Se, em campo, são 24 times diferentes na disputa pelo título, nos uniformes a diversidade é baixíssima. Apenas seis marcas de material esportivo estarão presentes na competição, numa concentração nunca vista de patrocinadores. Pior ainda, a Euro é quase um duopólio, com 70% dos times vestindo somente duas empresas: Adidas e Nike.
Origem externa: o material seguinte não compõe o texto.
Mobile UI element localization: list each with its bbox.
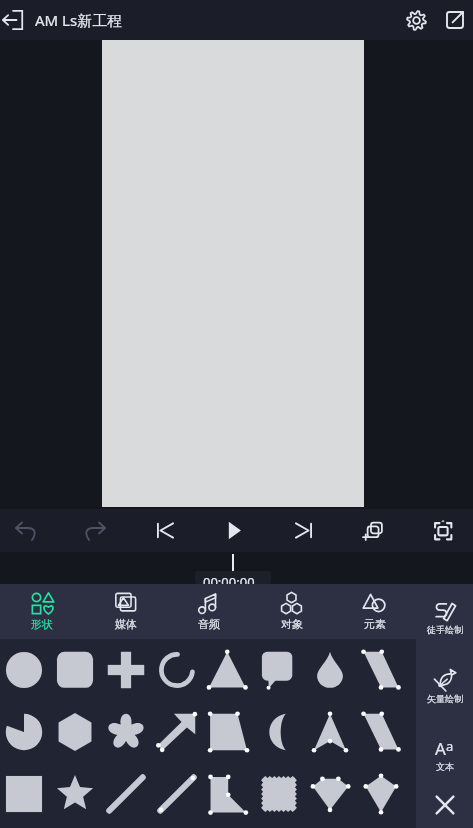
button[interactable]: Skip to end bbox=[269, 509, 338, 552]
button[interactable]: A bbox=[416, 734, 473, 774]
button[interactable]: Shape 22 bbox=[253, 763, 304, 825]
button[interactable]: Duplicate bbox=[339, 509, 408, 552]
button[interactable]: Shape 14 bbox=[253, 701, 304, 763]
button[interactable]: Shape 4 bbox=[151, 639, 202, 701]
button[interactable]: Skip to start bbox=[131, 509, 200, 552]
button[interactable]: Export bbox=[436, 0, 473, 40]
button[interactable]: Shape 1 bbox=[0, 639, 49, 701]
button[interactable]: Settings bbox=[397, 0, 436, 40]
button[interactable]: Back bbox=[0, 0, 25, 40]
button[interactable]: Shape 2 bbox=[49, 639, 100, 701]
button[interactable]: 元素 bbox=[333, 584, 416, 639]
staticText: 元素 bbox=[364, 617, 386, 631]
button[interactable]: Shape 7 bbox=[304, 639, 355, 701]
button[interactable]: Shape 12 bbox=[151, 701, 202, 763]
button[interactable]: Shape 15 bbox=[304, 701, 355, 763]
button[interactable]: Shape 18 bbox=[49, 763, 100, 825]
staticText: A bbox=[435, 737, 446, 760]
staticText: a bbox=[446, 737, 454, 755]
button[interactable]: Shape 19 bbox=[100, 763, 151, 825]
button[interactable]: Shape 3 bbox=[100, 639, 151, 701]
button[interactable]: Shape 10 bbox=[49, 701, 100, 763]
button[interactable]: Shape 13 bbox=[202, 701, 253, 763]
staticText: 文本 bbox=[436, 761, 454, 772]
button[interactable]: Shape 21 bbox=[202, 763, 253, 825]
button[interactable]: Shape 5 bbox=[202, 639, 253, 701]
staticText: AM Ls新工程 bbox=[35, 10, 123, 30]
button[interactable]: Redo bbox=[60, 509, 129, 552]
button[interactable]: Fit to screen bbox=[408, 509, 473, 552]
staticText: 00:00:00 bbox=[203, 573, 255, 591]
button[interactable]: Shape 9 bbox=[0, 701, 49, 763]
staticText: 矢量绘制 bbox=[427, 693, 463, 704]
button[interactable]: 音频 bbox=[167, 584, 250, 639]
button[interactable]: Play bbox=[200, 509, 269, 552]
button[interactable]: Shape 24 bbox=[355, 763, 406, 825]
staticText: 形状 bbox=[31, 617, 53, 631]
staticText: 音频 bbox=[198, 617, 220, 631]
button[interactable]: 徒手绘制 bbox=[416, 597, 473, 637]
button[interactable]: 矢量绘制 bbox=[416, 666, 473, 706]
staticText: 媒体 bbox=[115, 617, 137, 631]
button[interactable]: Shape 11 bbox=[100, 701, 151, 763]
staticText: 徒手绘制 bbox=[427, 624, 463, 635]
button[interactable]: 媒体 bbox=[84, 584, 167, 639]
button[interactable]: Shape 23 bbox=[304, 763, 355, 825]
button[interactable]: 对象 bbox=[250, 584, 333, 639]
button[interactable]: Shape 6 bbox=[253, 639, 304, 701]
button[interactable]: Shape 17 bbox=[0, 763, 49, 825]
button[interactable]: Close bbox=[416, 781, 473, 828]
button[interactable]: 形状 bbox=[0, 584, 84, 639]
button[interactable]: Shape 20 bbox=[151, 763, 202, 825]
button[interactable]: Undo bbox=[0, 509, 61, 552]
staticText: 对象 bbox=[281, 617, 303, 631]
button[interactable]: Shape 16 bbox=[355, 701, 406, 763]
button[interactable]: Shape 8 bbox=[355, 639, 406, 701]
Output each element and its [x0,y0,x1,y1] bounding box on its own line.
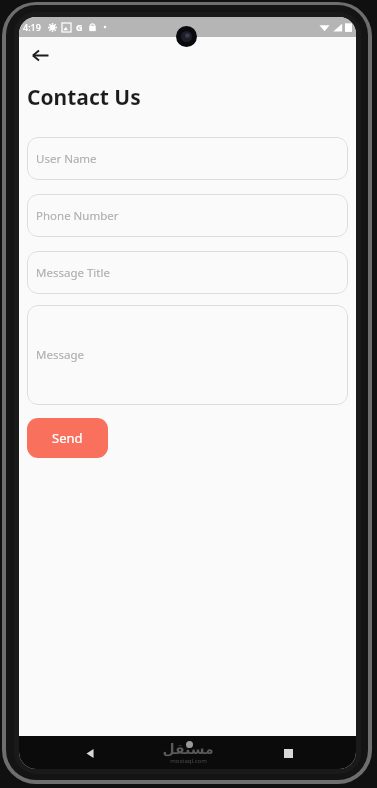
staticText: مستقل [162,741,214,757]
staticText: Message Title [36,265,110,281]
staticText: 4:19 [23,21,41,33]
staticText: User Name [36,151,97,167]
staticText: Contact Us [27,83,141,112]
staticText: Message [36,347,84,363]
button[interactable]: User Name [27,137,348,180]
button[interactable]: Send [27,418,108,458]
button[interactable]: Back [77,740,103,766]
staticText: Phone Number [36,208,119,224]
button[interactable]: Message Title [27,251,348,294]
button[interactable]: Back [23,38,57,72]
staticText: G [76,21,83,33]
staticText: Send [52,429,83,447]
staticText: mostaql.com [170,757,207,765]
button[interactable]: Phone Number [27,194,348,237]
button[interactable]: Message [27,305,348,405]
button[interactable]: Recent apps [275,740,301,766]
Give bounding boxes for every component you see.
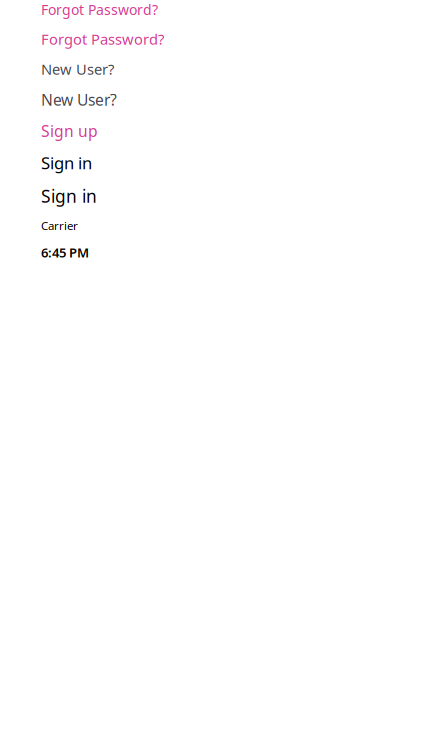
staticText: Sign in (41, 152, 92, 174)
staticText: New User? (41, 89, 117, 110)
staticText: Carrier (41, 218, 78, 233)
staticText: New User? (41, 59, 114, 79)
staticText: Forgot Password? (41, 0, 158, 19)
staticText: 6:45 PM (41, 243, 89, 261)
staticText: Forgot Password? (41, 29, 164, 49)
staticText: Sign in (41, 184, 97, 208)
staticText: Sign up (41, 120, 98, 142)
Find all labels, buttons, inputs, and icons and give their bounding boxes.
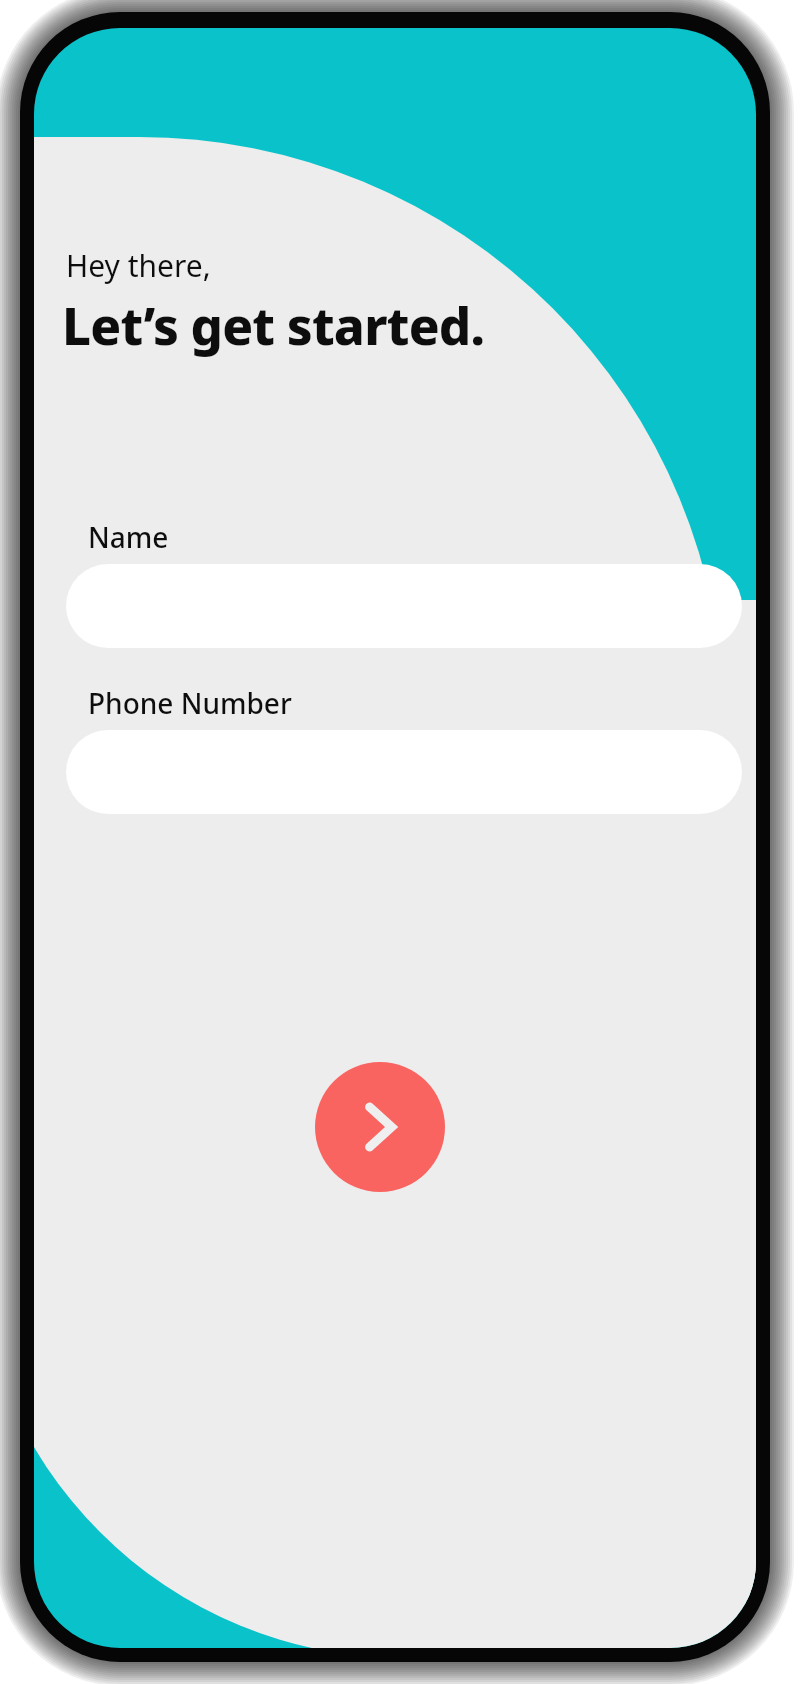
staticText: Let’s get started. [62, 290, 485, 359]
staticText: Hey there, [66, 245, 211, 286]
button[interactable]: Name input field [66, 564, 742, 648]
button[interactable]: Continue [315, 1062, 445, 1192]
staticText: Name [88, 518, 169, 556]
staticText: Phone Number [88, 684, 292, 722]
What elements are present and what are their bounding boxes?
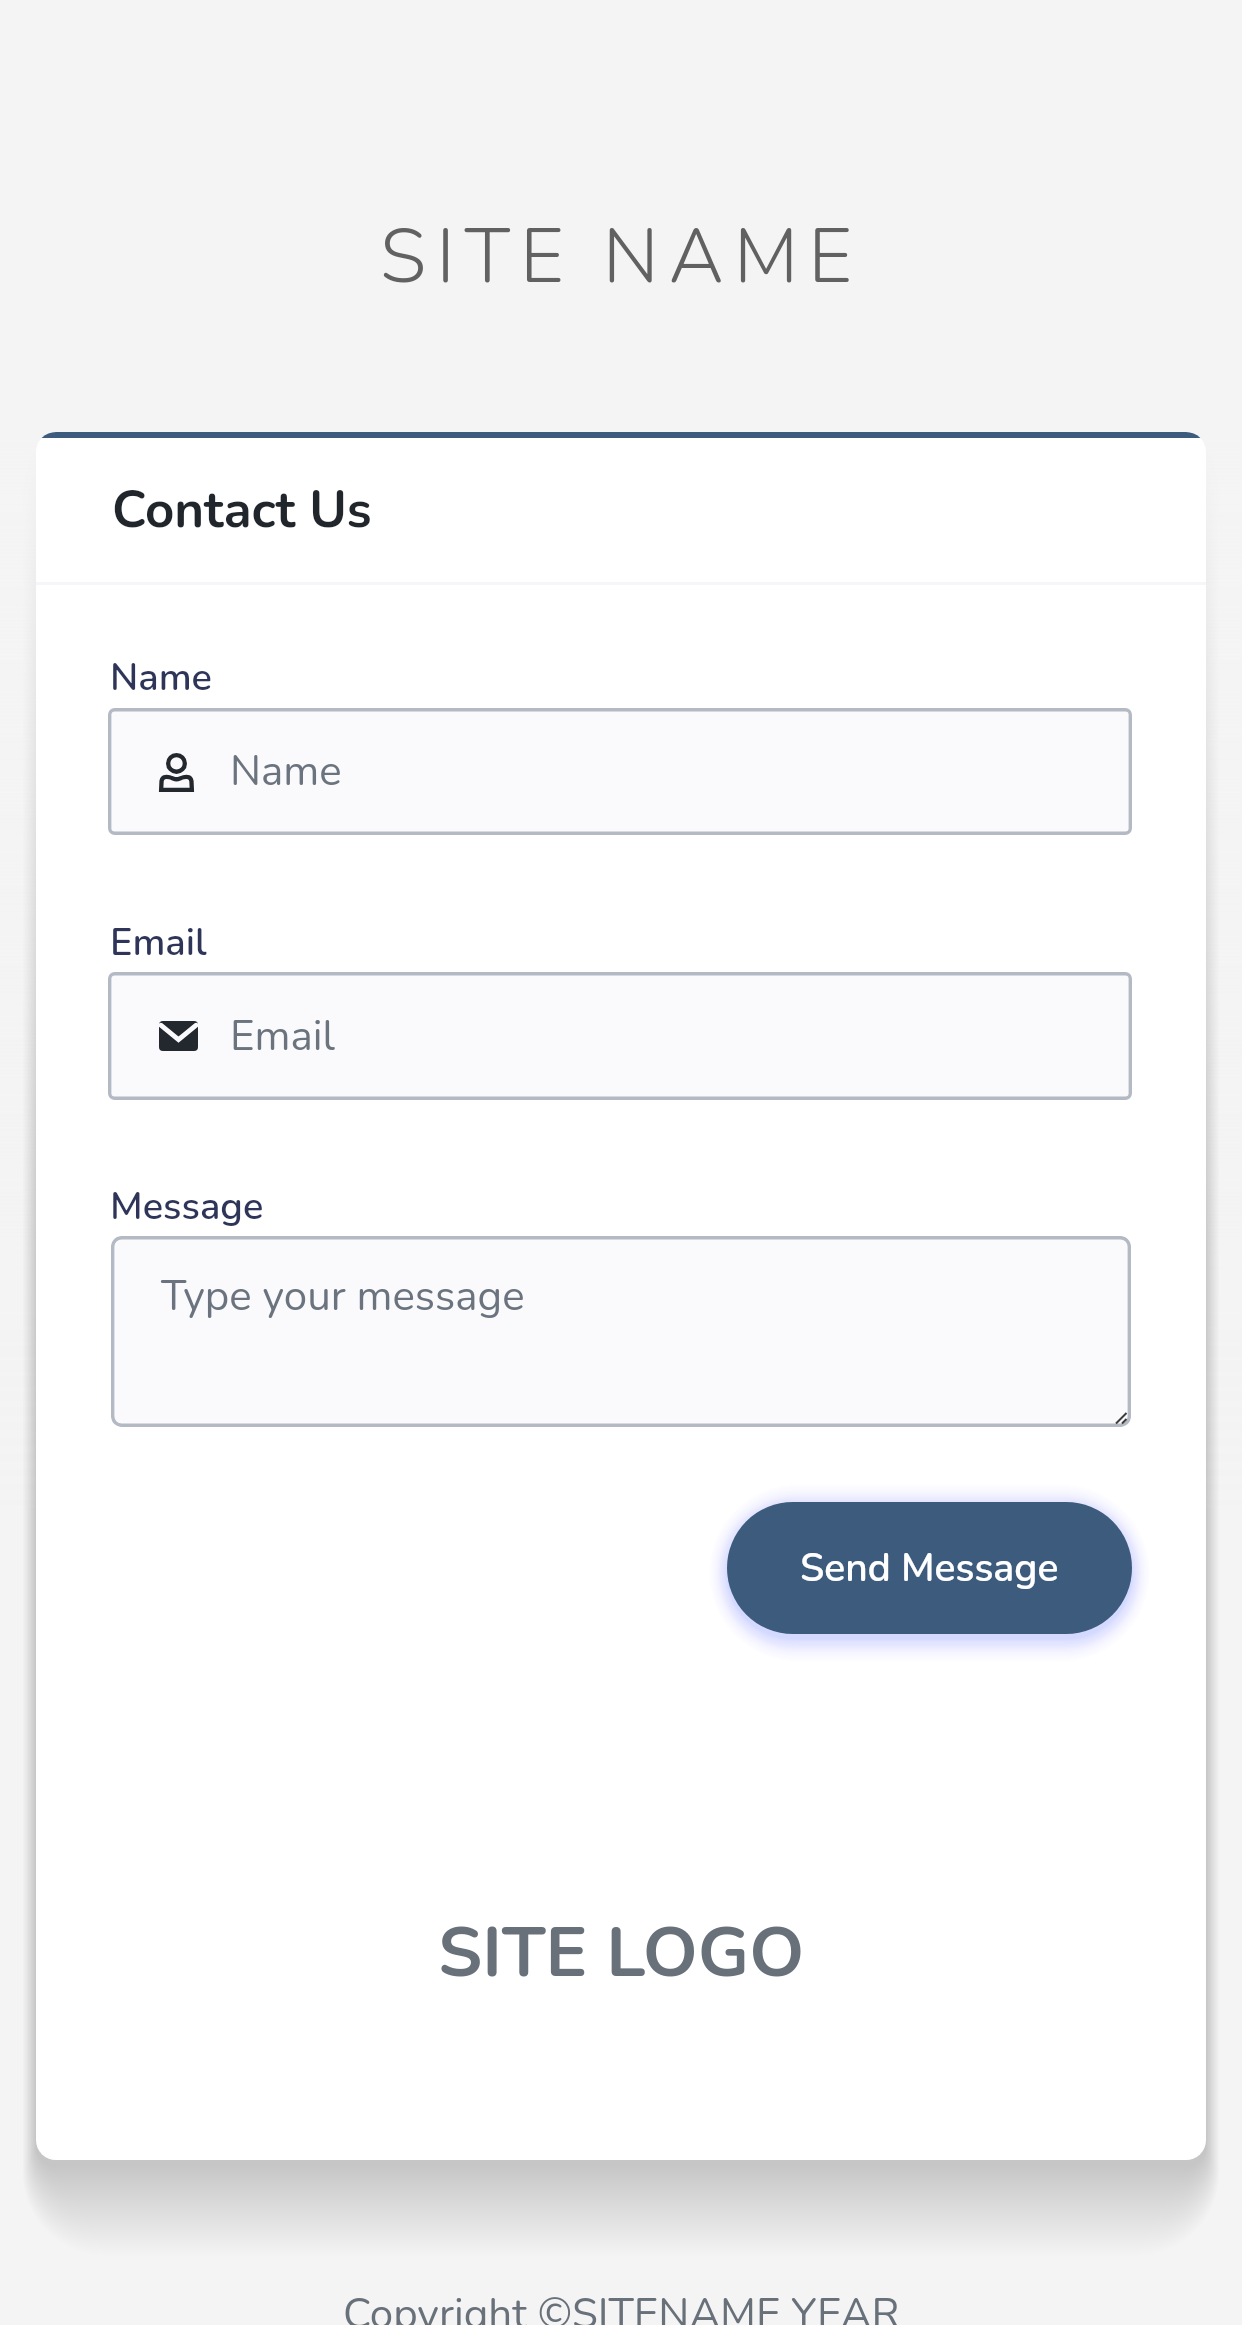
staticText: Email — [110, 917, 207, 969]
staticText: Name — [110, 652, 212, 704]
staticText: Send Message — [800, 1542, 1059, 1595]
button[interactable]: Email input — [108, 972, 1132, 1100]
button[interactable]: Send Message — [727, 1502, 1132, 1634]
staticText: SITE LOGO — [438, 1905, 805, 2000]
button[interactable]: Name input — [108, 708, 1132, 835]
button[interactable]: Message input — [111, 1236, 1131, 1427]
staticText: Email — [230, 1008, 335, 1065]
staticText: Message — [110, 1181, 264, 1233]
staticText: SITE NAME — [380, 205, 862, 309]
staticText: Type your message — [161, 1268, 525, 1325]
staticText: Name — [230, 743, 342, 800]
staticText: Contact Us — [112, 475, 372, 545]
staticText: Copyright ©SITENAME YEAR — [343, 2286, 900, 2325]
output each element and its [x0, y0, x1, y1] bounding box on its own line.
As duas gigantes do mercado possuem acordos com 17 federações ao todo, sendo 9 seleções com a marca americana e outras 8 com a alemã. Outros 4 países estarão com a Puma no uniforme, e três seleções terão fornecedores menores: Dinamarca (Hummel), Macedônia do Norte (Jako) e Ucrânia (Joma).

Naturalmente, com o maior número de seleções em campo, Adidas e Nike também duelam pelos maiores acordos de patrocínio. Entre todos os times da Euro, quem mais recebe pelo fornecimento de material esportivo é a Alemanha. Para vestir o time “de casa”, a Adidas desembolsa US$ 79,5 milhões por ano. Esse valor foi alcançado após a Copa do Mundo de 2014, com os alemães valorizados pela conquista do título e com a ameaça de a Nike querer romper um acordo que já tinha, então, 60 anos.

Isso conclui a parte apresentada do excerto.